JUAN CARLOS FERNÁNDEZ MENES

Estamos finalizando la Octava de Pascua, días de alabanza a Cristo Resucitado, centro y fin de la historia y de los deseos más profundos del ser humano. Jesucristo, con su muerte y resurrección, ha liberado al hombre de aquella esclavitud radical que es el pecado, abriéndole el camino hacia la verdadera Tierra prometida, hacia el Reino de Dios, que es Reino universal de justicia, de amor y de paz. Un camino interior que consiste en un nuevo nacimiento en el Espíritu Santo, fruto del Bautismo que Cristo nos ha dado precisamente en el misterio pascual: morir con Él para resucitar con Él.
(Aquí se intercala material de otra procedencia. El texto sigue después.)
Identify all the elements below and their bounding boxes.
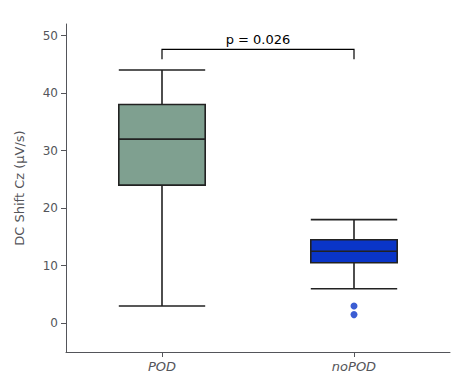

El hombre viejo deja el puesto al hombre nuevo; la vida anterior queda atrás; se puede caminar en una vida nueva. Pero también es fuente de una liberación integral, capaz de renovar cualquier dimensión humana, personal y social.

La Pascua es la verdadera salvación de la humanidad. Si Cristo no hubiera derramado su Sangre por nosotros, no tendríamos ninguna esperanza, la muerte sería inevitablemente nuestro destino y el del mundo entero. Pero la Pascua ha invertido la tendencia: la resurrección de Cristo es una nueva creación, como un injerto capaz de regenerar toda la planta. Es un acontecimiento que ha modificado profundamente la orientación de la historia, inclinándola de una vez por todas en la dirección del bien, de la vida y del perdón. ¡Somos libres, estamos salvados! Por eso, desde lo profundo del corazón exultamos: «Cantemos al Señor, sublime es su victoria».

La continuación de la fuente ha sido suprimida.